Axe 8 - Famille, parenté

Parmi les facteurs qui ont contribué à une vision hiérarchique des rapports sociaux de sexe dans les sociétés occidentales modernes, la petite famille conjugale occupe une place décisive. Considérée par la philosophie des Lumières comme "la première des sociétés et la seule naturelle" (Rousseau), l’entité Père/Mère/Enfant(s) a été perçue comme la "cellule de base" de la société, cependant que la sexualité reproductrice devenait le mode privilégié de passage de la nature à la culture.

Déconstruire cette mythologie et analyser de façon critique les représentations classiques du lien familial suppose d’appréhender la réalité familiale dans toutes ses dimensions en se demandant pourquoi c’est au croisement de l’alliance et de la filiation qu’est venue s’ancrer pendant près de deux siècles la perpétuation d’un principe majeur de hiérarchie des sexes (dans et hors de la famille). Cela suppose aussi de construire des outils d’analyse capables d’appréhender les mutations contemporaines, et la véritable métamorphose en cours des liens (alliance, filiation, germanité) qui se croisent dans la famille et la parenté en général.

Ce n’est que depuis quelques décennies que la sociologie et l’anthropologie de la famille et de la parenté ont placé le genre au centre de leur approche et connu un nouvel essor, analysant des thèmes aussi variés que le quotidien où se tisse la "trame conjugale", le choix du patronyme, les nouveaux modèles de justice dans la transmission des biens et des patrimoines, les modalités familiales de socialisation des garçons et des filles, les modes de partage sexué des tâches domestiques (cf. axe 2), le vécu de la paternité et la maternité dans les configurations familiales contemporaines (séparation, divorce, adoption, recomposition etc), le développement des familles homoparentales, (cf. axe 7) les formes spécifiquement conjugales et familiales de la violence (sexuelle et non sexuelle), ou encore l’étude de l’ensemble des rituels qui révèlent le rôle de la famille dans la construction de l’identité sexuée de l’individu, de la naissance à la mort. La réflexion sur les âges de la vie est également prise en compte de façon croissante dans les études de genre, les inégalités liées à l’âge renforçant et croisant celles de genre.

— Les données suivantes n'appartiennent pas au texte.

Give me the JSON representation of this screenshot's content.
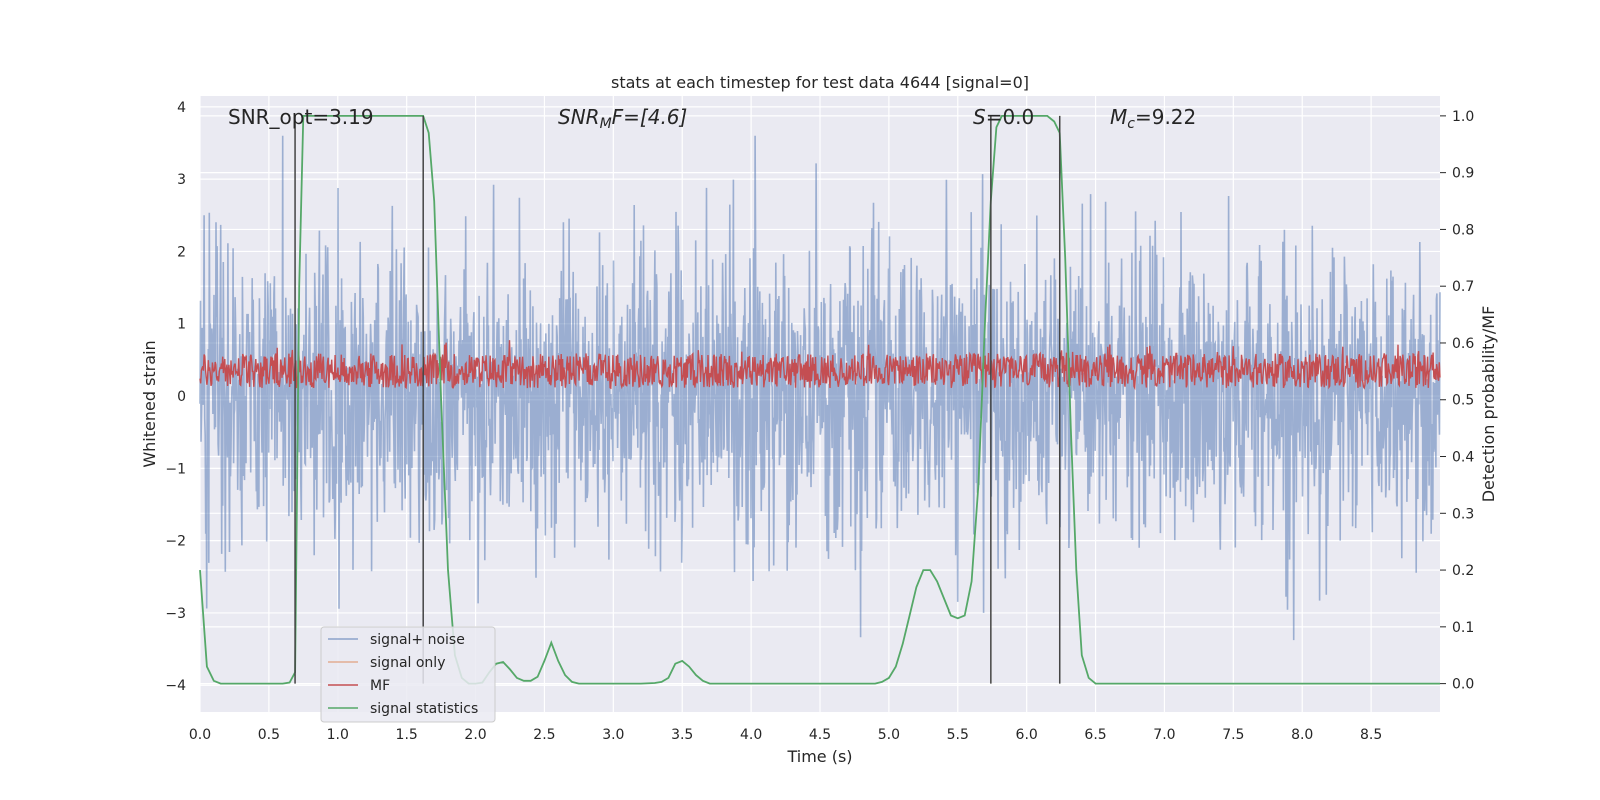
{
  "chart_data": {
    "type": "line",
    "title": "stats at each timestep for test data 4644 [signal=0]",
    "xlabel": "Time (s)",
    "ylabel_left": "Whitened strain",
    "ylabel_right": "Detection probability/MF",
    "xlim": [
      0,
      9.0
    ],
    "ylim_left": [
      -4.37,
      4.15
    ],
    "ylim_right": [
      -0.05,
      1.035
    ],
    "x_ticks": [
      "0.0",
      "0.5",
      "1.0",
      "1.5",
      "2.0",
      "2.5",
      "3.0",
      "3.5",
      "4.0",
      "4.5",
      "5.0",
      "5.5",
      "6.0",
      "6.5",
      "7.0",
      "7.5",
      "8.0",
      "8.5"
    ],
    "y_left_ticks": [
      "4",
      "3",
      "2",
      "1",
      "0",
      "−1",
      "−2",
      "−3",
      "−4"
    ],
    "y_right_ticks": [
      "1.0",
      "0.9",
      "0.8",
      "0.7",
      "0.6",
      "0.5",
      "0.4",
      "0.3",
      "0.2",
      "0.1",
      "0.0"
    ],
    "grid": true,
    "legend_position": "lower-left",
    "annotations": {
      "snr_opt": "SNR_opt=3.19",
      "snr_mf_main": "SNR",
      "snr_mf_sub": "M",
      "snr_mf_rest": "F=[4.6]",
      "s_var": "S",
      "s_rest": "=0.0",
      "mc_var": "M",
      "mc_sub": "c",
      "mc_rest": "=9.22"
    },
    "vertical_lines_x": [
      0.69,
      1.62,
      5.74,
      6.24
    ],
    "series": [
      {
        "name": "signal+ noise",
        "color": "#4c72b0",
        "description_stats": {
          "mean": 0.0,
          "std": 1.0,
          "range": [
            -3.8,
            3.6
          ]
        }
      },
      {
        "name": "signal only",
        "color": "#dd8452"
      },
      {
        "name": "MF",
        "color": "#c44e52",
        "description_stats": {
          "band": [
            0.05,
            0.65
          ]
        }
      },
      {
        "name": "signal statistics",
        "color": "#55a868",
        "x": [
          0.0,
          0.05,
          0.1,
          0.15,
          0.2,
          0.3,
          0.4,
          0.5,
          0.6,
          0.65,
          0.69,
          0.72,
          0.75,
          0.8,
          1.0,
          1.2,
          1.4,
          1.55,
          1.62,
          1.66,
          1.7,
          1.75,
          1.8,
          1.85,
          1.9,
          1.95,
          2.0,
          2.05,
          2.1,
          2.15,
          2.2,
          2.25,
          2.3,
          2.35,
          2.4,
          2.45,
          2.5,
          2.55,
          2.6,
          2.65,
          2.7,
          2.75,
          2.8,
          3.0,
          3.2,
          3.3,
          3.35,
          3.4,
          3.45,
          3.5,
          3.55,
          3.6,
          3.65,
          3.7,
          3.8,
          4.0,
          4.5,
          4.9,
          4.95,
          5.0,
          5.05,
          5.1,
          5.15,
          5.2,
          5.25,
          5.3,
          5.35,
          5.4,
          5.45,
          5.5,
          5.55,
          5.6,
          5.65,
          5.7,
          5.72,
          5.74,
          5.78,
          5.82,
          5.85,
          6.0,
          6.15,
          6.2,
          6.24,
          6.28,
          6.32,
          6.36,
          6.4,
          6.45,
          6.5,
          6.6,
          7.0,
          8.0,
          9.0
        ],
        "y": [
          0.2,
          0.03,
          0.005,
          0.0,
          0.0,
          0.0,
          0.0,
          0.0,
          0.0,
          0.002,
          0.02,
          0.7,
          1.0,
          1.0,
          1.0,
          1.0,
          1.0,
          1.0,
          1.0,
          0.97,
          0.85,
          0.5,
          0.2,
          0.05,
          0.01,
          0.0,
          0.0,
          0.002,
          0.02,
          0.035,
          0.038,
          0.025,
          0.01,
          0.005,
          0.005,
          0.012,
          0.04,
          0.072,
          0.04,
          0.015,
          0.003,
          0.0,
          0.0,
          0.0,
          0.0,
          0.001,
          0.003,
          0.01,
          0.035,
          0.04,
          0.03,
          0.015,
          0.005,
          0.0,
          0.0,
          0.0,
          0.0,
          0.0,
          0.003,
          0.01,
          0.03,
          0.07,
          0.12,
          0.17,
          0.2,
          0.2,
          0.18,
          0.15,
          0.12,
          0.115,
          0.12,
          0.18,
          0.35,
          0.65,
          0.75,
          0.85,
          0.98,
          1.0,
          1.0,
          1.0,
          1.0,
          0.99,
          0.97,
          0.75,
          0.45,
          0.2,
          0.05,
          0.01,
          0.0,
          0.0,
          0.0,
          0.0,
          0.0
        ]
      }
    ]
  }
}
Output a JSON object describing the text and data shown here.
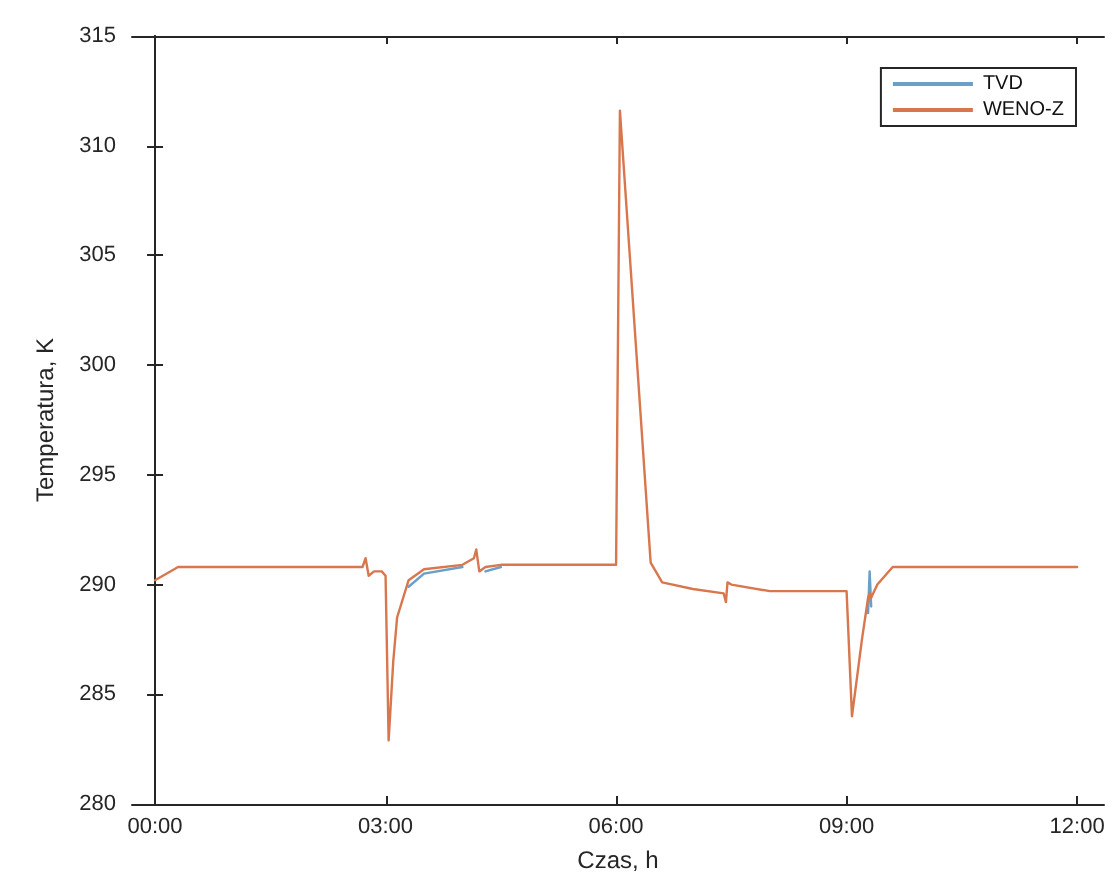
{
  "chart_data": {
    "type": "line",
    "xlabel": "Czas, h",
    "ylabel": "Temperatura, K",
    "x": [
      0,
      0.3,
      2.7,
      2.74,
      2.78,
      2.85,
      2.95,
      3.0,
      3.04,
      3.1,
      3.15,
      3.3,
      3.5,
      4.0,
      4.15,
      4.18,
      4.22,
      4.3,
      4.5,
      6.0,
      6.05,
      6.45,
      6.6,
      7.0,
      7.4,
      7.43,
      7.45,
      7.5,
      8.0,
      9.0,
      9.07,
      9.2,
      9.28,
      9.3,
      9.32,
      9.4,
      9.6,
      12.0
    ],
    "series": [
      {
        "name": "TVD",
        "color": "#6a9fc8",
        "values": [
          null,
          null,
          null,
          null,
          null,
          null,
          null,
          null,
          null,
          null,
          null,
          289.9,
          290.5,
          290.8,
          null,
          null,
          null,
          290.6,
          290.8,
          null,
          null,
          null,
          null,
          null,
          null,
          null,
          null,
          null,
          null,
          null,
          null,
          null,
          288.7,
          290.6,
          289.0,
          null,
          null,
          null
        ]
      },
      {
        "name": "WENO-Z",
        "color": "#d8774e",
        "values": [
          290.2,
          290.8,
          290.8,
          291.2,
          290.4,
          290.6,
          290.6,
          290.4,
          282.9,
          286.5,
          288.5,
          290.2,
          290.7,
          290.9,
          291.2,
          291.6,
          290.6,
          290.8,
          290.9,
          290.9,
          311.6,
          291.0,
          290.1,
          289.8,
          289.6,
          289.2,
          290.1,
          290.0,
          289.7,
          289.7,
          284.0,
          287.5,
          289.4,
          289.6,
          289.4,
          290.0,
          290.8,
          290.8
        ]
      }
    ],
    "xlim": [
      -0.3,
      12.35
    ],
    "xticks": [
      {
        "value": 0,
        "label": "00:00"
      },
      {
        "value": 3,
        "label": "03:00"
      },
      {
        "value": 6,
        "label": "06:00"
      },
      {
        "value": 9,
        "label": "09:00"
      },
      {
        "value": 12,
        "label": "12:00"
      }
    ],
    "ylim": [
      280,
      315
    ],
    "yticks": [
      280,
      285,
      290,
      295,
      300,
      305,
      310,
      315
    ],
    "grid": false,
    "legend": "top right",
    "marker": "none",
    "line_style": "solid"
  }
}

En intégrant la perspective du genre, les études de parenté ont trouvé un véritable deuxième souffle, dans des travaux qui peuvent toucher aussi bien les formes nouvelles de liens institués de couple que l’étude des formes diverses d’affiliation via le rapport entre filiation, citoyenneté et nationalité, le statut des enfants métis dans l’empire colonial, la "bâtardise" etc. Les métamorphoses de la filiation sont au coeur de études liant les pratiques sociales du corps à celles de l’institution, par exemple dans les cas d’Assistance Médicale à la Procréation (don, gestation pour autrui : voir axe 10).

Enfin, la dimension du genre entraîne un renouveau remarquable du débat théorique sur la parenté en anthropologie ainsi qu’un renouveau de l’ethnographie de terrain liant genre, parenté et rituels dans les sociétés les plus diverses (Amazonie, Papouasie Nouvelle Guinée, Australie, Iles du Sud est indonésien, etc.).